TR EN

Dil Seçin

Ara

Sonbahardan Özür

Sonbahardan Özür

Yalanmış meğer. Hem de esaslı... Sonbahar şarkılarda söylendiği gibi değilmiş, yemyeşil bahçeler de varmış, tarlalar da. Üstelik sayısız meyveler bu mevsimde geliyormuş…

Ey sonbahar! Evet adı üstünde; bahar. İlkbahar kadar güzel sonbahar! Hep suizanna düştük senin hakkında. Bitip giden yaz mevsiminin ardından bakarken seni göremez olduk. Ayrılık şiirleri yazdık, firak besteleri yaptık senin için. Oysa sen de bahardın; evet son da olsa bahar. 

Seni yanlış bildim; özür diliyorum seni yaratandan.

Altın sarısı yapraklar üzerime konfetiler gibi dökülüyor. Çılgın gibi neşelenip gülüyorum, kimse görmesin diye de yüzümü saklıyorum.

On gün önce dallarını sallasam bir tane yaprak düşmezdi. Şimdi ise bir dokunuşta, hafif bir esintide bile dökülüyor yapraklar. Oysa dün gibi sanki; bir ilkbahar sabahı altında durup seyrederken salâvatlar getirdiğim ağacın yaprakları, şimdi yarışırcasına dökülüyor.

İlkbahara sözümüz yok… Fakat sonbaharın da en az onun kadar güzelliği, daveti, çekiciliği, hayreti var.

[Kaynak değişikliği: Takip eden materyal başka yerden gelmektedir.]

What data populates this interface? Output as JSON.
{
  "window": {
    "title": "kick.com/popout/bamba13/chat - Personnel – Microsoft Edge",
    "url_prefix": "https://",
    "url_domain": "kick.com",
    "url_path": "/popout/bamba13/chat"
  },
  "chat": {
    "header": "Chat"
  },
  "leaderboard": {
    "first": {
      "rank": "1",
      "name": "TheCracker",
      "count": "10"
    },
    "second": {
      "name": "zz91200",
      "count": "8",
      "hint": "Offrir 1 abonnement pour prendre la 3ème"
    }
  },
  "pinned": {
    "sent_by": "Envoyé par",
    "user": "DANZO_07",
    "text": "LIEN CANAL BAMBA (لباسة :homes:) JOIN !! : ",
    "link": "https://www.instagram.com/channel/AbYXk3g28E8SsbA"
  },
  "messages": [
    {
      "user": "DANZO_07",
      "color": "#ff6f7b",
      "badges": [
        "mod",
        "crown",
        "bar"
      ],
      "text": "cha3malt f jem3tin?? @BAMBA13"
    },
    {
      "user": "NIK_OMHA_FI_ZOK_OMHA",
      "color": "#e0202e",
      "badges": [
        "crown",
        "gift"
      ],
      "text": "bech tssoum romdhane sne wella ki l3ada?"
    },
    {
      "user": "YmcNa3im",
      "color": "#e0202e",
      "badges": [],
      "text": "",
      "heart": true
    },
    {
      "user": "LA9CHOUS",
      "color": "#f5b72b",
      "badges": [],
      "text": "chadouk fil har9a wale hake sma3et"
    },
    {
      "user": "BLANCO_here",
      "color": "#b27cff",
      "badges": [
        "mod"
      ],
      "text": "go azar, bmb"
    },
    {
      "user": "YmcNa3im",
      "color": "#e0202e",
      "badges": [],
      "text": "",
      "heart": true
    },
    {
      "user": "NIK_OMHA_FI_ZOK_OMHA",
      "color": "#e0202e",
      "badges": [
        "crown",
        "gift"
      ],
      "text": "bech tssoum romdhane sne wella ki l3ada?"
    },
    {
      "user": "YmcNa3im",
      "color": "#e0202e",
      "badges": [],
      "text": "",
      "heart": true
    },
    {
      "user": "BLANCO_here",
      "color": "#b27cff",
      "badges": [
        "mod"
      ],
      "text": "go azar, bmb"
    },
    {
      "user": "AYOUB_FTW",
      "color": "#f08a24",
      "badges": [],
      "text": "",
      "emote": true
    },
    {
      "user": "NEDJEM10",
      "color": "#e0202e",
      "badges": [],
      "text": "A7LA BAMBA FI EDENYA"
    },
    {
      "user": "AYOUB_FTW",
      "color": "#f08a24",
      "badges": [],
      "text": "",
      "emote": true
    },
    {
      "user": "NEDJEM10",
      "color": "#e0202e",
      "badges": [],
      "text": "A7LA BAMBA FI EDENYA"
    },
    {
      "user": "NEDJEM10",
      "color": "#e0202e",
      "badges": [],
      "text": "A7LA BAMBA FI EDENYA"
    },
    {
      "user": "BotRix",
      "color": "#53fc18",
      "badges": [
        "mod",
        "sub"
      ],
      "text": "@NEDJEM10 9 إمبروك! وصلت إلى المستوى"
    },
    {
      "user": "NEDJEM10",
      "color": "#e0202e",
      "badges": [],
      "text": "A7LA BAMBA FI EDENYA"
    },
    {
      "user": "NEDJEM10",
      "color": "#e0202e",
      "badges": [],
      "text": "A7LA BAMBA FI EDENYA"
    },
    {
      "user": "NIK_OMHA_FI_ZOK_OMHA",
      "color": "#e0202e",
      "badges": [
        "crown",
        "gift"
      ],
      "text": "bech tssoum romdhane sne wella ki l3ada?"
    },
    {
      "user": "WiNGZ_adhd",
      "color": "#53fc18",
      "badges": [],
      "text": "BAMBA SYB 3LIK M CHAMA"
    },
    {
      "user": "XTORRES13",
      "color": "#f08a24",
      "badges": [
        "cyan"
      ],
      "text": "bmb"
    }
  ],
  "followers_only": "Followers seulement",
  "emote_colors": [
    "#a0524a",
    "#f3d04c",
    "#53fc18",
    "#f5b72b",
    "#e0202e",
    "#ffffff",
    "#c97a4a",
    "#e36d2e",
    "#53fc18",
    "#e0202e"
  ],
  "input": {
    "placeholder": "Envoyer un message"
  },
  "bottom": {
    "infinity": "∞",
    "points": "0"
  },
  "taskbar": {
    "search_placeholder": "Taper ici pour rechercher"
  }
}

İşte bu güzel mevsimi; sonbaharı yanlış tanıdık, hata ettik, işte bundan haya ediyorum şimdi.

Geçenlerde bir arkadaşla saymaya niyetlendik sonbahar meyvelerini, bitiremedik: nar, ayva, üzüm çeşitleri, incir, mürdüm eriği, kızılcık, hünnap, böğürtlen, frambuaz, kuşburnu, elma, nar, armut, mandalina, portakal, greyfurt, muz, cennet hurması, kivi, muşmula, kestane ve kuşburnu. Belki unuttuklarımız bile vardır.

Karşımıza bu şaşırdığımız tablo çıkınca bir de sebzeleri sayalım dedik: kereviz, yer elması, pırasa, beyaz lahana, kırmızı lahana, Brüksel lahanası, brokoli, karnabahar, ıspanak, şalgam, pancar, beyaz turp, siyah turp, kırmızı turp, havuç, balkabağı, tere, maydanoz, marul, biberiye, mantar, domates, patlıcan, taze fasulye, börülce, mısır, dolmalık biber, salatalık, acur, kabak, fesleğen, tere, pazı, roka, maydanoz…

Say say bitmiyor.

Rahmet Hazinelerinin Sahibi, sonbaharla da cömertliğini gösterip nice rızkımızı soframıza koyuyormuş bu mevsimde…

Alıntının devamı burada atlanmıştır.